Nowadays books are increasingly consumed not only through reading but also through listening. But what does it take to create an eBook where the reader can switch between the two modalities? In this talk we describe how Python can be used to apply NLP and speech processing technologies to combine an existing eBook in EPUB format and an audio book into a single Read Aloud book. The system we developed uses Python libraries to read the EPUB file contents, NLP methods to process the content, open-sourced speech processing tools (Kaldi-based forced alignment) to align the audio files with the eBook content, and finally creates a Read Aloud book using the alignment information, EPUB content, and the audio files.

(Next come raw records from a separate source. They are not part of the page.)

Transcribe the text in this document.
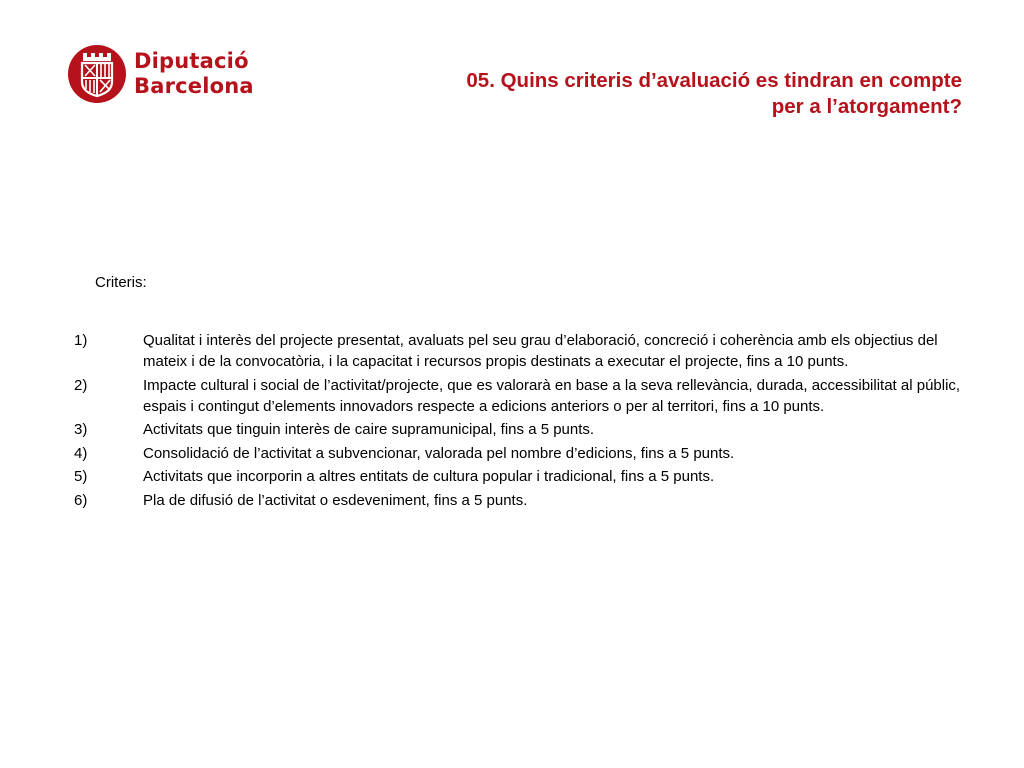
Diputació
Barcelona	05. Quins criteris d’avaluació es tindran en compte
per a l’atorgament?
Criteris:
1)	Qualitat i interès del projecte presentat, avaluats pel seu grau d’elaboració, concreció i coherència amb els objectius del mateix i de la convocatòria, i la capacitat i recursos propis destinats a executar el projecte, fins a 10 punts.
2)	Impacte cultural i social de l’activitat/projecte, que es valorarà en base a la seva rellevància, durada, accessibilitat al públic, espais i contingut d’elements innovadors respecte a edicions anteriors o per al territori, fins a 10 punts.
3)	Activitats que tinguin interès de caire supramunicipal, fins a 5 punts.
4)	Consolidació de l’activitat a subvencionar, valorada pel nombre d’edicions, fins a 5 punts.
5)	Activitats que incorporin a altres entitats de cultura popular i tradicional, fins a 5 punts.
6)	Pla de difusió de l’activitat o esdeveniment, fins a 5 punts.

We use the ebooklib Python library (with some updates to add Read Aloud EPUB generation functionality) to generate the final Read Aloud book.
We'll conclude with a demonstration of a Read Aloud eBook and showcase an educational application which uses such a book. In this application a student alternates between listening to audiobook and reading aloud. During listening, the text of the book is highlighted along with the audio playback to help students follow along with the narration and maintain focus.
The talk will be an informative talk with no coding involved. We will discuss the system to generate the Read Aloud eBook, show the demo of the book and discuss the challenges that we faced in the process. The targeted audience will be beginner level. Though we do not require the audience to have any prior understanding of eBook structure or forced alignment, familiarity with these would be an advantage.